As we kick off 2023, there are a few signs that select stocks might be in ling for a great year. The stocks for healthcare companies IQVIA Holdings (IQV 3.15%) and Vertex Pharmaceuticals (VRTX 1.25%), for example, have been on the upswing recently thanks to reports of increased revenues, rising earnings, and management outlooks that point to more growth on the way.
IQVIA's shares were down more than 18% over the past year, but they're up more than 18% over the past three months. The company is starting to see volumes get back to normal now that the worst effects of the pandemic are fading. Meanwhile, Vertex's shares were up more than 30% over the past year, and the biotech company's pipeline could soon deliver a blockbuster treatment that will help it build on last year's success.
Let's take a deeper dive into why these two unstoppable growth stocks are buys in 2023.

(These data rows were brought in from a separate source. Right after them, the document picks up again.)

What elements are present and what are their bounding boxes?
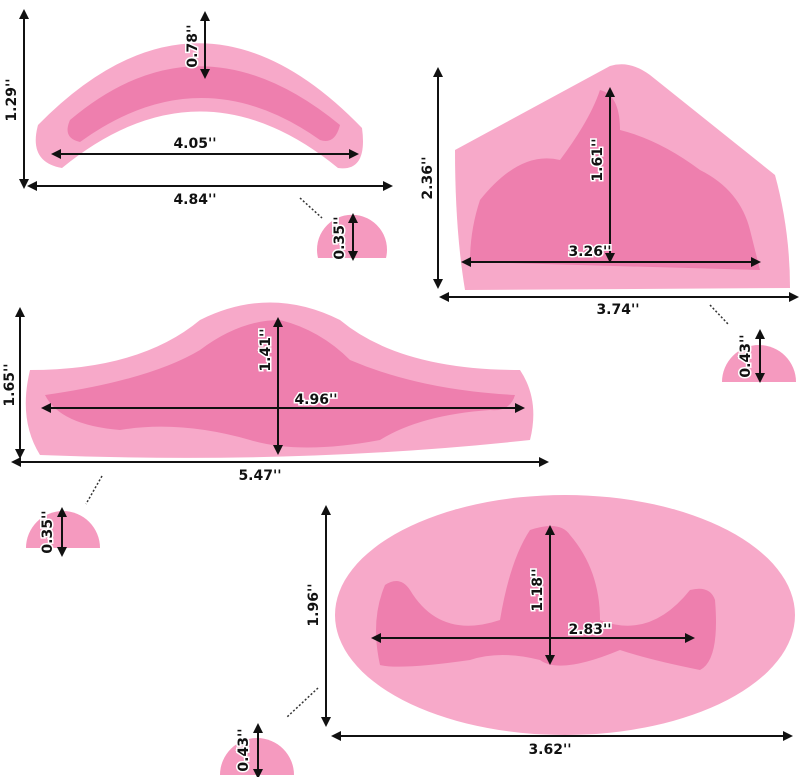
height-label: 1.65'' [2,363,18,406]
width-label: 4.84'' [173,192,216,208]
height-label: 1.96'' [306,583,322,626]
mold-2: 2.36'' 1.61'' 3.26'' 3.74'' 0.43'' [419,64,799,383]
width-label: 4.96'' [294,392,337,408]
mold-4: 1.96'' 1.18'' 2.83'' 3.62'' 0.43'' [220,495,795,777]
width-label: 3.26'' [568,244,611,260]
depth-label: 0.35'' [40,510,56,553]
depth-label: 0.43'' [236,728,252,771]
width-label: 2.83'' [568,622,611,638]
width-label: 3.62'' [528,742,571,758]
width-label: 5.47'' [238,468,281,484]
height-label: 1.18'' [530,568,546,611]
height-label: 0.78'' [185,24,201,67]
width-label: 3.74'' [596,302,639,318]
height-label: 1.61'' [590,138,606,181]
height-label: 1.41'' [258,328,274,371]
width-label: 4.05'' [173,136,216,152]
height-label: 1.29'' [4,78,20,121]
mold-3: 1.65'' 1.41'' 4.96'' 5.47'' 0.35'' [1,302,549,557]
depth-label: 0.43'' [738,334,754,377]
depth-label: 0.35'' [332,216,348,259]
mold-1: 1.29'' 0.78'' 4.05'' 4.84'' 0.35'' [3,8,393,261]
height-label: 2.36'' [420,156,436,199]
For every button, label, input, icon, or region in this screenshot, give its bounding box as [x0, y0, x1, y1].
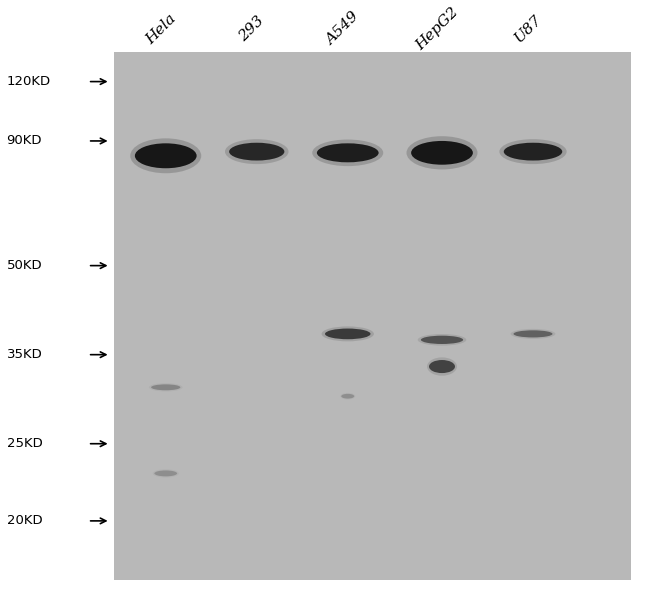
Ellipse shape	[418, 334, 466, 345]
Text: Hela: Hela	[143, 11, 179, 47]
Text: U87: U87	[512, 13, 545, 45]
Ellipse shape	[151, 384, 181, 390]
Text: HepG2: HepG2	[413, 5, 461, 53]
Text: 293: 293	[237, 14, 267, 45]
Ellipse shape	[153, 469, 179, 478]
Text: 20KD: 20KD	[6, 515, 42, 527]
Ellipse shape	[421, 336, 463, 344]
Text: 120KD: 120KD	[6, 75, 51, 88]
Ellipse shape	[317, 143, 378, 162]
Ellipse shape	[514, 330, 552, 338]
Ellipse shape	[135, 143, 196, 169]
Ellipse shape	[406, 136, 478, 170]
Text: 90KD: 90KD	[6, 135, 42, 147]
FancyBboxPatch shape	[114, 52, 630, 580]
Ellipse shape	[341, 394, 354, 399]
Ellipse shape	[429, 360, 455, 373]
Text: 25KD: 25KD	[6, 437, 42, 450]
Ellipse shape	[325, 329, 370, 339]
Ellipse shape	[229, 143, 285, 161]
Ellipse shape	[341, 393, 355, 399]
Ellipse shape	[312, 140, 384, 166]
Ellipse shape	[411, 141, 473, 165]
Ellipse shape	[511, 329, 555, 339]
Ellipse shape	[427, 358, 457, 376]
Ellipse shape	[149, 383, 183, 391]
Ellipse shape	[130, 138, 202, 173]
Ellipse shape	[499, 139, 567, 164]
Ellipse shape	[322, 326, 374, 341]
Ellipse shape	[155, 471, 177, 477]
Text: A549: A549	[324, 10, 362, 48]
Ellipse shape	[225, 139, 289, 164]
Text: 50KD: 50KD	[6, 259, 42, 272]
Text: 35KD: 35KD	[6, 348, 42, 361]
Ellipse shape	[504, 143, 562, 161]
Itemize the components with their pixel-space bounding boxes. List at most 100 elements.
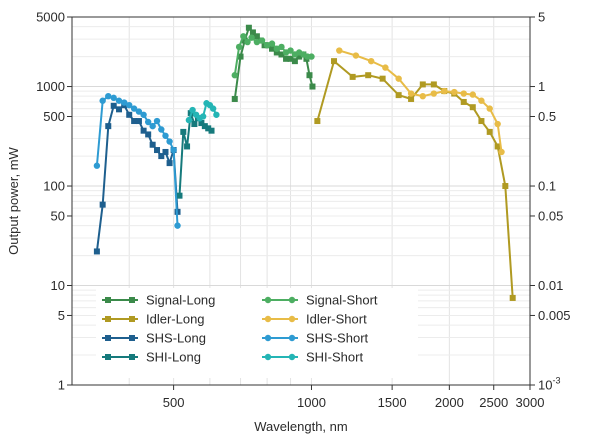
data-point [149, 122, 156, 130]
data-point [110, 94, 117, 102]
data-point [336, 47, 343, 54]
data-point [135, 118, 142, 125]
data-point [153, 117, 161, 125]
data-point [478, 118, 485, 125]
data-point [253, 33, 260, 40]
data-point [283, 55, 290, 62]
legend-marker [264, 296, 272, 304]
series-signal-short [231, 33, 315, 79]
x-axis-title: Wavelength, nm [254, 419, 347, 434]
data-point [244, 38, 251, 46]
data-point [180, 128, 187, 135]
data-point [408, 95, 415, 102]
data-point [166, 138, 173, 145]
legend-marker [264, 334, 272, 342]
data-point [189, 106, 196, 114]
data-point [240, 33, 247, 40]
data-point [158, 153, 165, 160]
data-point [509, 294, 516, 301]
data-point [494, 120, 501, 128]
plot-area-frame [71, 16, 531, 386]
data-point [231, 95, 238, 102]
legend-label: SHI-Long [146, 350, 201, 365]
data-point [451, 88, 458, 96]
data-point [498, 148, 505, 156]
data-point [309, 83, 316, 90]
data-point [441, 87, 448, 95]
data-point [162, 132, 169, 139]
data-point [199, 113, 207, 120]
data-point [209, 105, 217, 112]
data-point [249, 29, 256, 36]
data-point [116, 106, 123, 113]
data-point [486, 128, 493, 135]
series-layer [93, 24, 516, 301]
data-point [269, 45, 276, 52]
data-point [174, 222, 181, 229]
data-point [349, 73, 356, 80]
y2-tick-label: 10-3 [538, 376, 560, 393]
legend-label: Idler-Long [146, 312, 205, 327]
data-point [494, 143, 501, 150]
y2-tick-label: 0.5 [538, 109, 556, 124]
data-point [149, 141, 156, 148]
legend-item: SHI-Long [102, 350, 201, 365]
y-tick-label: 500 [43, 109, 65, 124]
data-point [158, 126, 165, 133]
data-point [419, 81, 426, 88]
data-point [184, 143, 191, 150]
data-point [278, 43, 285, 51]
data-point [352, 52, 360, 59]
data-point [176, 192, 183, 199]
data-point [201, 123, 208, 130]
data-point [331, 58, 338, 65]
series-shi-long [176, 110, 215, 199]
legend-label: SHS-Short [306, 331, 369, 346]
y-tick-label: 50 [51, 208, 65, 223]
y-tick-label: 1000 [36, 79, 65, 94]
legend-marker [105, 297, 111, 303]
legend-item: Signal-Short [262, 293, 378, 308]
data-point [248, 34, 255, 41]
legend-marker [264, 353, 272, 361]
y-axis-right: 10-3 0.005 0.01 0.05 0.1 0.5 1 5 [530, 10, 571, 393]
data-point [287, 47, 294, 54]
data-point [278, 51, 285, 58]
data-point [130, 105, 138, 112]
y-tick-label: 1 [58, 378, 65, 393]
data-point [430, 81, 437, 88]
data-point [140, 127, 147, 134]
data-point [205, 125, 212, 132]
data-point [263, 42, 271, 49]
data-point [258, 37, 266, 44]
data-point [478, 97, 485, 104]
data-point [296, 53, 303, 60]
y-axis-left: 1 5 10 50 100 500 1000 5000 [36, 10, 72, 393]
data-point [486, 105, 493, 112]
data-point [208, 127, 215, 134]
legend-marker [105, 316, 111, 322]
data-point [306, 72, 313, 79]
data-point [99, 97, 106, 104]
data-point [460, 98, 467, 105]
x-tick-label: 3000 [516, 395, 545, 410]
data-point [105, 92, 112, 100]
data-point [126, 101, 133, 109]
data-point [145, 131, 152, 138]
data-point [268, 40, 276, 47]
data-point [395, 92, 402, 99]
data-point [198, 120, 205, 127]
y-tick-label: 100 [43, 179, 65, 194]
data-point [213, 111, 220, 118]
x-tick-label: 1000 [297, 395, 326, 410]
legend-marker [288, 353, 296, 361]
y2-tick-label: 0.005 [538, 308, 571, 323]
data-point [237, 53, 244, 60]
legend-marker [129, 297, 135, 303]
y-tick-label: 5 [58, 308, 65, 323]
data-point [144, 118, 152, 126]
legend-item: Idler-Short [262, 312, 367, 327]
data-point [430, 90, 438, 97]
data-point [120, 99, 128, 106]
x-tick-label: 2500 [479, 395, 508, 410]
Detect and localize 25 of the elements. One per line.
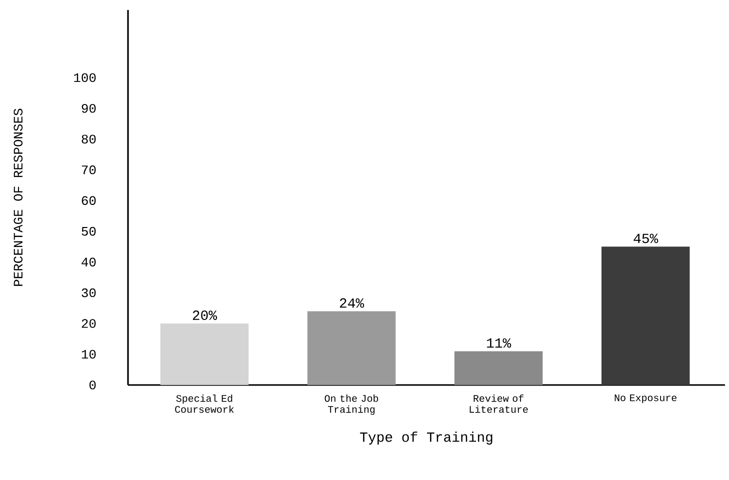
- y-tick-label: 70: [82, 165, 96, 174]
- data-label: 20%: [192, 310, 218, 320]
- y-tick-label: 60: [82, 196, 96, 205]
- bar: [454, 351, 543, 385]
- y-axis-title: PERCENTAGE OF RESPONSES: [14, 108, 23, 286]
- x-tick-label: On the Job Training: [324, 394, 378, 415]
- x-tick-label: Review of Literature: [470, 394, 528, 413]
- x-axis-title: Type of Training: [360, 432, 492, 445]
- bar: [160, 324, 249, 385]
- y-tick-label: 90: [82, 104, 96, 113]
- bar: [307, 311, 396, 385]
- y-tick-label: 10: [82, 350, 96, 359]
- y-tick-label: 30: [82, 288, 96, 298]
- y-tick-label: 50: [82, 226, 96, 236]
- data-label: 24%: [340, 298, 364, 308]
- x-tick-label: Special Ed Coursework: [175, 394, 234, 413]
- y-tick-label: 20: [82, 319, 96, 328]
- data-label: 11%: [487, 338, 512, 348]
- data-label: 45%: [634, 234, 658, 244]
- y-tick-label: 40: [82, 258, 96, 266]
- bar: [601, 246, 690, 385]
- y-tick-label: 100: [74, 73, 96, 82]
- y-tick-label: 0: [89, 380, 96, 390]
- x-tick-label: No Exposure: [614, 394, 676, 404]
- y-tick-label: 80: [82, 134, 96, 144]
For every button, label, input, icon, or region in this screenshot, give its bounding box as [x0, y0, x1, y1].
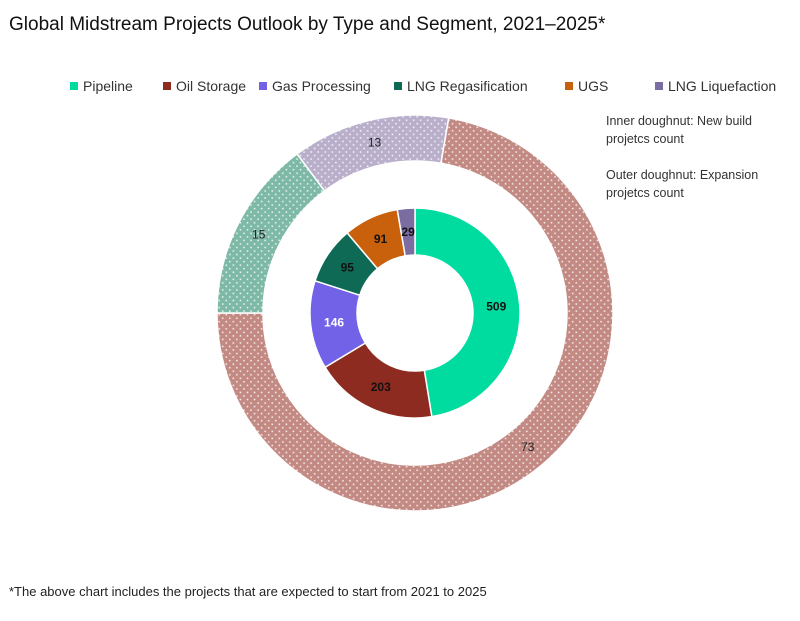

1. IQVIA solves a complex problem for pharmaceutical companies
IQVIA Holdings is one of the world's largest contract research organizations, with more than 82,000 employees and a market cap of $38.1 billion. It helps other healthcare companies develop their products by running clinical trials for them while providing associated laboratory and analytical services.
It makes sense for many companies, particularly smaller biotech start-ups, to outsource their clinical trials to contract research organizations, taking advantage of their experience while avoiding the expenses involved with adding staff, particularly given that there are shortages of many types of skilled workers. Clinical trials have become more complex and expensive, and contract research organizations enjoy certain advantages in speed and efficiency compared to some pharmaceutical companies' in-house clinical trial teams.
The addressable market for contract research organizations is also growing because the number of clinical trials being conducted keeps increasing. At the end of 2022, there were more than 437,000 ongoing clinical trials, up 9.5% from a year earlier, according to the National Library of Medicine. A report by MarketsandMarkets said the global clinical research market was $63.6 billion in 2022, and with a forecast for a compound annual growth rate of 11%, it is expected to be a $115.1 billion market within five years.
IQVIA is on track for its third consecutive year of earnings growth and its 12th consecutive year of revenue growth. In its third-quarter report, management said it expects annual revenue in 2022 to be between $14.33 billion and $14.43 billion, compared to $13.87 billion in 2021. Through the first nine months of the year, the company reported net income of $864 million, up 33.3% year over year, and earnings per share of $4.52, up 36.1%.
The company's size, experience (with more than 300 clinical trials performed in more than 50 countries), and large database of 1.2 billion non-identified patient records give it an edge over competitors. IQVIA was created via the 2016 merger of Quintiles, a contract research organization, and IMS Health, a healthcare data and analytics provider. With the growing use of analytics in developing drugs, its combined expertise often makes IQVIA the go-to contract research organization for pharmaceutical companies.
IQV Revenue (Quarterly) data by YCharts.
2. Vertex making a big step up
Vertex Pharmaceuticals is a dominant player in cystic fibrosis therapies, and it is continuing to build on that advantage. On Dec. 12, it announced that it had presented an Investigational New Drug application for VX-522, a messenger RNA therapy to treat cystic fibrosis. It plans to start trials for the therapy within weeks.
Vertex already has four approved therapies to treat cystic fibrosis: Trikafta, Kalydeco; Orkambi; and Symdeko, but it's the triple-drug combo Trikafta that is the blockbuster, supplying $2 billion of the company's total third-quarter revenue of $2.33 billion. That figure was up 18% year over year, and the company reported quarterly earnings per share of $3.59, up from $3.28 in the same period a year earlier.
Vertex has used some of its cystic fibrosis profits to develop -- in partnership with CRISPR Therapeutics -- what could be its next blockbuster: exa-cel. The ex vivo CRISPR/Cas9 gene-editing therapy was successful in early trials to end the need for blood transfusions for patients with two genetic blood disorders: sickle cell disease and transfusion-dependent beta-thalassemia.
The company said it expects to complete its rolling biologics license application for exa-cel with the Food and Drug Administration (FDA) this quarter. According to Vertex research, there are 32,000 patients in the United States and Europe with severe cases of sickle cell disease or beta-thalassemia. The lifetime cost per patient to treat those conditions in the U.S. is estimated by Vertex to be between $4.2 million to $6.2 million for severe sickle cell disease and between $4.2 million and $5.7 million for beta-thalassemia. That makes the potential of a one-time curative therapy more enticing for payers.
Vertex's pipeline also includes the non-opioid painkiller VX-548. After a successful phase 2 trial, that drug was given a Breakthrough Therapy designation by the FDA, and is now in phase 3 clinical trials.